In the latest reduction of access to public spaces for Afghan women, one of the last remaining refuges they have left has been declared un-Islamic by the Ministry for Promotion of Virtue and Prevention of Vice.
In 2021, the world watched in horror as the Taliban, taking advantage of America’s withdrawal from the region, seized power in Afghanistan.
Triggering concerns that this would signify the country’s return to its repressive past, one entirely absent of basic women’s rights, female citizens began to once again dread confinement indoors, deprivation of agency, and violent control measures.
This was commonplace between 1996 and 2001, a five year period that saw women forbidden from seeking employment and girls from attending school, all of them obliged to wear a full face and body covering and be accompanied by a male chaperone if they wanted to venture out of their homes.
In the time since, millions of girls have received an education and women have been granted a range of new societal opportunities.

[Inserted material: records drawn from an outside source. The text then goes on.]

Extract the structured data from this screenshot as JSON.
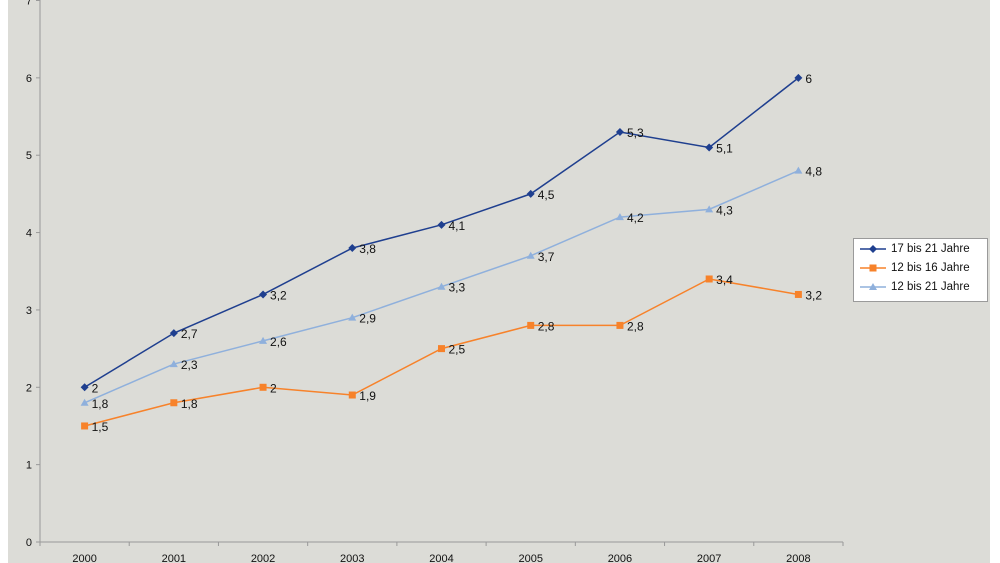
{
  "chart_data": {
    "type": "line",
    "title": "",
    "xlabel": "",
    "ylabel": "",
    "categories": [
      "2000",
      "2001",
      "2002",
      "2003",
      "2004",
      "2005",
      "2006",
      "2007",
      "2008"
    ],
    "ylim": [
      0,
      7
    ],
    "yticks": [
      "0",
      "1",
      "2",
      "3",
      "4",
      "5",
      "6",
      "7"
    ],
    "grid": false,
    "legend_position": "right",
    "series": [
      {
        "name": "17 bis 21 Jahre",
        "color": "#1f3f8f",
        "marker": "diamond",
        "values": [
          2,
          2.7,
          3.2,
          3.8,
          4.1,
          4.5,
          5.3,
          5.1,
          6
        ],
        "labels": [
          "2",
          "2,7",
          "3,2",
          "3,8",
          "4,1",
          "4,5",
          "5,3",
          "5,1",
          "6"
        ]
      },
      {
        "name": "12 bis 16 Jahre",
        "color": "#f7822a",
        "marker": "square",
        "values": [
          1.5,
          1.8,
          2,
          1.9,
          2.5,
          2.8,
          2.8,
          3.4,
          3.2
        ],
        "labels": [
          "1,5",
          "1,8",
          "2",
          "1,9",
          "2,5",
          "2,8",
          "2,8",
          "3,4",
          "3,2"
        ]
      },
      {
        "name": "12 bis 21 Jahre",
        "color": "#8fb0dc",
        "marker": "triangle",
        "values": [
          1.8,
          2.3,
          2.6,
          2.9,
          3.3,
          3.7,
          4.2,
          4.3,
          4.8
        ],
        "labels": [
          "1,8",
          "2,3",
          "2,6",
          "2,9",
          "3,3",
          "3,7",
          "4,2",
          "4,3",
          "4,8"
        ]
      }
    ]
  }
}
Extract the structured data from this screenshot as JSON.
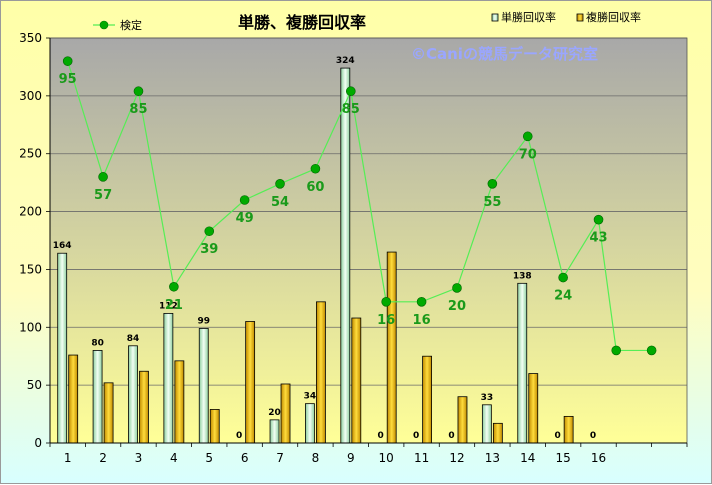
{
  "chart_data": {
    "type": "bar",
    "title": "単勝、複勝回収率",
    "watermark": "©Caniの競馬データ研究室",
    "categories": [
      "1",
      "2",
      "3",
      "4",
      "5",
      "6",
      "7",
      "8",
      "9",
      "10",
      "11",
      "12",
      "13",
      "14",
      "15",
      "16"
    ],
    "ylim": [
      0,
      350
    ],
    "yticks": [
      0,
      50,
      100,
      150,
      200,
      250,
      300,
      350
    ],
    "grid": "horizontal",
    "legend_position": "top",
    "series": [
      {
        "name": "単勝回収率",
        "kind": "bar",
        "color": "#cdeedd",
        "values": [
          164,
          80,
          84,
          112,
          99,
          0,
          20,
          34,
          324,
          0,
          0,
          0,
          33,
          138,
          0,
          0
        ],
        "labels": [
          "164",
          "80",
          "84",
          "112",
          "99",
          "0",
          "20",
          "34",
          "324",
          "0",
          "0",
          "0",
          "33",
          "138",
          "0",
          "0"
        ]
      },
      {
        "name": "複勝回収率",
        "kind": "bar",
        "color": "#f0b800",
        "values": [
          76,
          52,
          62,
          71,
          29,
          105,
          51,
          122,
          108,
          165,
          75,
          40,
          17,
          60,
          23,
          0
        ]
      },
      {
        "name": "検定",
        "kind": "line",
        "color": "#55ee55",
        "marker_color": "#00aa00",
        "x": [
          1,
          2,
          3,
          4,
          5,
          6,
          7,
          8,
          9,
          10,
          11,
          12,
          13,
          14,
          15,
          16,
          16.5,
          17.5
        ],
        "values": [
          330,
          230,
          304,
          135,
          183,
          210,
          224,
          237,
          304,
          122,
          122,
          134,
          224,
          265,
          143,
          193,
          80,
          80
        ],
        "labels": [
          "95",
          "57",
          "85",
          "21",
          "39",
          "49",
          "54",
          "60",
          "85",
          "16",
          "16",
          "20",
          "55",
          "70",
          "24",
          "43",
          "",
          ""
        ]
      }
    ]
  },
  "colors": {
    "plot_top": "#a9a9a9",
    "plot_bottom": "#ffff99",
    "grid": "#6a6a6a",
    "line_label": "#1a9a1a"
  }
}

After two decades of relative autonomy, however, these gains – touted as one of the most noteworthy humanitarian accomplishments in recent history – were elapsed, and the dreams of an entire generation of Afghan women raised alongside a hope they could eventually live within a fair democratic state were quashed before the Taliban’s relentless advance.
Today, the curtailing of their freedoms continues, with the fundamentalist group’s most recent decision to outlaw beauty parlours sparking rare protests in the capital city of Kabul.
It is the latest reduction of access to public spaces for Afghan women, who are now barred from most forms of employment as well as classrooms, gyms, and parks.